Conversation Tree has become a landmark on the East Coast Highway, and since some tree or other has been there for as long as anyone can remember, all kinds of myths have grown up surrounding its age and origins.
It does not date back to Dutch times as so many would like to believe, and it is not associated with any jumbies, Dutch or otherwise, either.
According to the late Ms Dorothy ‘Bunny’ King, it was planted by her grandfather, Napleton William King. He was the manager of Plantation Bel Air, and the tree was set down at the entrance to the plantation to commemorate the birth of his son, Napleton Walter.
King (Jr) was born at Bel Air in January 1876, and the original tree which was planted that year was a sandbox, not a flamboyant.

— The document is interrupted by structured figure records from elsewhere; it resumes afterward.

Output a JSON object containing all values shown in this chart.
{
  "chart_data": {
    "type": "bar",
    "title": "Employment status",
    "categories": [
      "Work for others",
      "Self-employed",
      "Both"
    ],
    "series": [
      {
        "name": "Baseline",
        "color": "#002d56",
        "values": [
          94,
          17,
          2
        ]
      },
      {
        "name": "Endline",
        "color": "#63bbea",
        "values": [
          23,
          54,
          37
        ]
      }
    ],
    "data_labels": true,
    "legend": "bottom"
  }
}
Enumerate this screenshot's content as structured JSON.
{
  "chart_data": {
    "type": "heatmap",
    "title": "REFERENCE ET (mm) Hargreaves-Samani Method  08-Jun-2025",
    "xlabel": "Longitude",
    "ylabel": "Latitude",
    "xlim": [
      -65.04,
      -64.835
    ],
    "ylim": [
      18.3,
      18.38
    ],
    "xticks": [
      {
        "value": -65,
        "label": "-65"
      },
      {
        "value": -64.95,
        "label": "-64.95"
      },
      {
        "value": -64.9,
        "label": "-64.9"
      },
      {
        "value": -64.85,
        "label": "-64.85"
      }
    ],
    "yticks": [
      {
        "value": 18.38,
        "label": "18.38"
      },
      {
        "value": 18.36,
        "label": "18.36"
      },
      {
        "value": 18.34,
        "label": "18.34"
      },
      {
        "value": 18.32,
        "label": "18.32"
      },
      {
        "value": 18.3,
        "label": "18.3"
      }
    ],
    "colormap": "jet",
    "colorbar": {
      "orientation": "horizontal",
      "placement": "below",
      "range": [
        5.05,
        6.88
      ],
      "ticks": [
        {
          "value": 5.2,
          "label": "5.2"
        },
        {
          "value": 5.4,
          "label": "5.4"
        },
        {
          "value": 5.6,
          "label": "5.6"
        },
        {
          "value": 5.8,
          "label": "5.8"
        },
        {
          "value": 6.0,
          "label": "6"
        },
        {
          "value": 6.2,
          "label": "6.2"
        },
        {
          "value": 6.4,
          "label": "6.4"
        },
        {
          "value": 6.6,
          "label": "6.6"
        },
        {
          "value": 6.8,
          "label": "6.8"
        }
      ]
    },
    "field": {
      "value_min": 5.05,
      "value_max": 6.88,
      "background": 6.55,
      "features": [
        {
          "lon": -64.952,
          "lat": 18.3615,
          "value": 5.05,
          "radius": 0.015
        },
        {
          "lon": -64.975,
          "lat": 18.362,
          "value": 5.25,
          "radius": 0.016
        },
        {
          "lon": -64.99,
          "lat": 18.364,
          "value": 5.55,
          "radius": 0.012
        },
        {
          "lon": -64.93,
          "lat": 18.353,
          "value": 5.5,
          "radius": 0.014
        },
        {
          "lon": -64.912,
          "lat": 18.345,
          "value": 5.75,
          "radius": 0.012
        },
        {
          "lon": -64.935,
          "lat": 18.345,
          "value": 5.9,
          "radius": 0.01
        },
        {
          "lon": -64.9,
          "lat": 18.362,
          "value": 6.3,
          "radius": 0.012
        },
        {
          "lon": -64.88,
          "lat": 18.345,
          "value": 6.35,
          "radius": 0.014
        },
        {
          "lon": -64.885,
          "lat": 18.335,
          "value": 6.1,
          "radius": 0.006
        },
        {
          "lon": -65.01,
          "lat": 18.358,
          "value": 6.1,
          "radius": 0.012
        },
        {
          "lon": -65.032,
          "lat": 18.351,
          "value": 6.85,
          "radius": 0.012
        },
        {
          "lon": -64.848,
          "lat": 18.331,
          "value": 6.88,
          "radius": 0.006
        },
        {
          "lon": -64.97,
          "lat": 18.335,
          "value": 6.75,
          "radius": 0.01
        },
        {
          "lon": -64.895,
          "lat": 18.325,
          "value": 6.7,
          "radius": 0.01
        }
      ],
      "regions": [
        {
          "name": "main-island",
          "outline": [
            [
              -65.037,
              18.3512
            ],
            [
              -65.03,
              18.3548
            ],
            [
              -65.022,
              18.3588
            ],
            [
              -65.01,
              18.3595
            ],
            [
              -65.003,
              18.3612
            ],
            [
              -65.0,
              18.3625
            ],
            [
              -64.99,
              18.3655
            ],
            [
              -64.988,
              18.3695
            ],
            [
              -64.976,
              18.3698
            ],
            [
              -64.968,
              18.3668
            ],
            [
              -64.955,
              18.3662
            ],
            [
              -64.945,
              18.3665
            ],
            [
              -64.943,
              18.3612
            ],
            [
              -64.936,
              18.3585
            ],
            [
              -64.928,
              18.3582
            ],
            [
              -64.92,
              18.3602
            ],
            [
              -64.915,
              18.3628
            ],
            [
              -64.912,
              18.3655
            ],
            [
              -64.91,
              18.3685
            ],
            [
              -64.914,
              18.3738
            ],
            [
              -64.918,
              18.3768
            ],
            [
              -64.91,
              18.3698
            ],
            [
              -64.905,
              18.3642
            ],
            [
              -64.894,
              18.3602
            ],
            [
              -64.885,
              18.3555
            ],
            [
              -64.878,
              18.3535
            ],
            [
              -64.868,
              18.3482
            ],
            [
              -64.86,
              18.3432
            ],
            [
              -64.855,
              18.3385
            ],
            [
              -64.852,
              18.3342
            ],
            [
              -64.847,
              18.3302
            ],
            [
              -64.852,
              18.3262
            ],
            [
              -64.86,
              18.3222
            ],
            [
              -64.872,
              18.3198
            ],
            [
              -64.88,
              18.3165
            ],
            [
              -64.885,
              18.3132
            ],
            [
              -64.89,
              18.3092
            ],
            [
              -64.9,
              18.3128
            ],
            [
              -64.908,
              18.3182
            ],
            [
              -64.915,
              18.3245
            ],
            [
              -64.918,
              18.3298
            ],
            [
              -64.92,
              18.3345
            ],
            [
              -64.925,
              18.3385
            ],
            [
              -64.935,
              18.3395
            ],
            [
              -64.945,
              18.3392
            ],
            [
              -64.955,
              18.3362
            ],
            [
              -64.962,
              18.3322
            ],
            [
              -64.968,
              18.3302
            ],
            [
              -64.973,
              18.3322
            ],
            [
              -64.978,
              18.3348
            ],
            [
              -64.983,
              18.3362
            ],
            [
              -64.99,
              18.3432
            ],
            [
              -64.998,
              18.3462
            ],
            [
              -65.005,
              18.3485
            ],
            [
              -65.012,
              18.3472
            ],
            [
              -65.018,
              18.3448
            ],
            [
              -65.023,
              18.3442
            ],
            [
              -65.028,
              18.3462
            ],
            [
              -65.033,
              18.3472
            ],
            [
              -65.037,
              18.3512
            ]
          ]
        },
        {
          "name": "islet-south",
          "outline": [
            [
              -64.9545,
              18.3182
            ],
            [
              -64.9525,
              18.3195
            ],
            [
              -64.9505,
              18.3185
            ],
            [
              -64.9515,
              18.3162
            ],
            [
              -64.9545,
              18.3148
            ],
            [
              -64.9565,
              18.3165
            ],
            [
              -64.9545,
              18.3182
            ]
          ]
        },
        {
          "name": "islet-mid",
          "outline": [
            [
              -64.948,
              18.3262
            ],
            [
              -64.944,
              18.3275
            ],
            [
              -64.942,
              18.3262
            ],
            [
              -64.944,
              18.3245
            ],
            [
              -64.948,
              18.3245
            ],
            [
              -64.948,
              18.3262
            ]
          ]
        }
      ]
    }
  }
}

Bunny King also said that the tree was intended as a landmark for the family when they passed up and down the East Coast. The provenance of the name ‘Conversation Tree’ is simply not known, although she suggested it may have come about because villagers gathered there to chat.
The sandbox tree was eventually destroyed by termites, but by that time it had acquired some status and so the authorities replaced it with a flamboyant, possibly during the 1960s. As people will remember, that died in more recent times, and was in turn replaced by a sapling which did not thrive. It remains to be seen whether its successor will prove any more hardy.